Students at the 2012 KT&G event. Source: KT&G CSR site (link above)
In the past, some KT&G CSR contributions seem to have been more directly targeted at balancing out the potential harm of tobacco. In 2000, KT&G donated tuberculosis medication and equipment worth about 500 hundred million won (at today’s exchange rate, about 470k USD) to North Korea via the Eugene Bell Foundation. This donation, in effect, subsidized the therapeutic care of a pulmonary ailment that was also exacerbated by the very product that they sold.
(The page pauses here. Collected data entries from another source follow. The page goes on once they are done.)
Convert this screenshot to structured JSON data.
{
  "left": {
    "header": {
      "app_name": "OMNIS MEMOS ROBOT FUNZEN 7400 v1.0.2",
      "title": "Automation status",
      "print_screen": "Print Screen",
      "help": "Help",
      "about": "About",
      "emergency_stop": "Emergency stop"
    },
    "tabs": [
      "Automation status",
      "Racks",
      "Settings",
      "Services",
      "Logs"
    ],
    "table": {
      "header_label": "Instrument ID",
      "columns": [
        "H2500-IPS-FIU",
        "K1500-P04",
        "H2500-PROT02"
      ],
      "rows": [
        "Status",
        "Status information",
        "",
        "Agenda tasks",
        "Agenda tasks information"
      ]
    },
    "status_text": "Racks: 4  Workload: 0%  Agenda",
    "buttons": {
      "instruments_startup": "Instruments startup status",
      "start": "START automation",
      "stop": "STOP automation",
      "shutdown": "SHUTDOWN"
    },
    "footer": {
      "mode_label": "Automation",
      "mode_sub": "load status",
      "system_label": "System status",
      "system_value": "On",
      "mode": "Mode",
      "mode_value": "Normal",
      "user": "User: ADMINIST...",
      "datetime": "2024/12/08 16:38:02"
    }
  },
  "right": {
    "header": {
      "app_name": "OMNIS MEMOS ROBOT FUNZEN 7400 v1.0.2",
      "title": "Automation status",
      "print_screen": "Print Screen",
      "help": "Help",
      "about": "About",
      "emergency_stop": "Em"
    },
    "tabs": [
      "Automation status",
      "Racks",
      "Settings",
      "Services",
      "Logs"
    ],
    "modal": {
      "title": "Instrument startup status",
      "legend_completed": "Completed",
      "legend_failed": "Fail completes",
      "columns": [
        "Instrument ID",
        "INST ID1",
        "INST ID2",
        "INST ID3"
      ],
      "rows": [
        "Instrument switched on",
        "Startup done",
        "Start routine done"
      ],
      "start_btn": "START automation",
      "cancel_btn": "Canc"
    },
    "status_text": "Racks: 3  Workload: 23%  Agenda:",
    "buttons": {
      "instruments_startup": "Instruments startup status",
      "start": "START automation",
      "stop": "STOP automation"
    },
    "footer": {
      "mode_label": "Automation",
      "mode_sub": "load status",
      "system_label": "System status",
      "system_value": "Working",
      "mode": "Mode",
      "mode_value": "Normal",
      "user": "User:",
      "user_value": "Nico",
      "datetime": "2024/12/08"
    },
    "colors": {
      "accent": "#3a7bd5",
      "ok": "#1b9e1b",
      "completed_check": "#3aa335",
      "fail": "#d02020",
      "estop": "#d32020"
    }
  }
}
This philanthropy also coincided with the inception of a North-South Korean tobacco joint venture project, and was part of a series of CSR contributions that centered on North Korea, and on the tragedy of divided families (from the Korean War). Interestingly, the joint venture’s first product was trumpeted as the first co-designed, jointly produced and consumed cigarette brand, and was called “One Mind.” Since it was sold on both sides of the 38th parallel, South Koreans could now imagine themselves smoking the same cigarettes as their family members in the North—as in, you could not see them, but you could at least smoke the same cigarettes. Ultimately, KT&G was not only positioning itself as a socially responsible corporate citizen, but it was also offering a narrative where smoking was patriotic and pro-unification.
For colleagues who work on alcohol, pharmaceuticals, or other substances, have you noticed a rise in corporate social responsibility strategies?
[1] Literally, it says “Charcoal Sharing of Love.” There is some wordplay, as love can be shared or distributed just as charcoal in Korean. Well, linguistically, that is.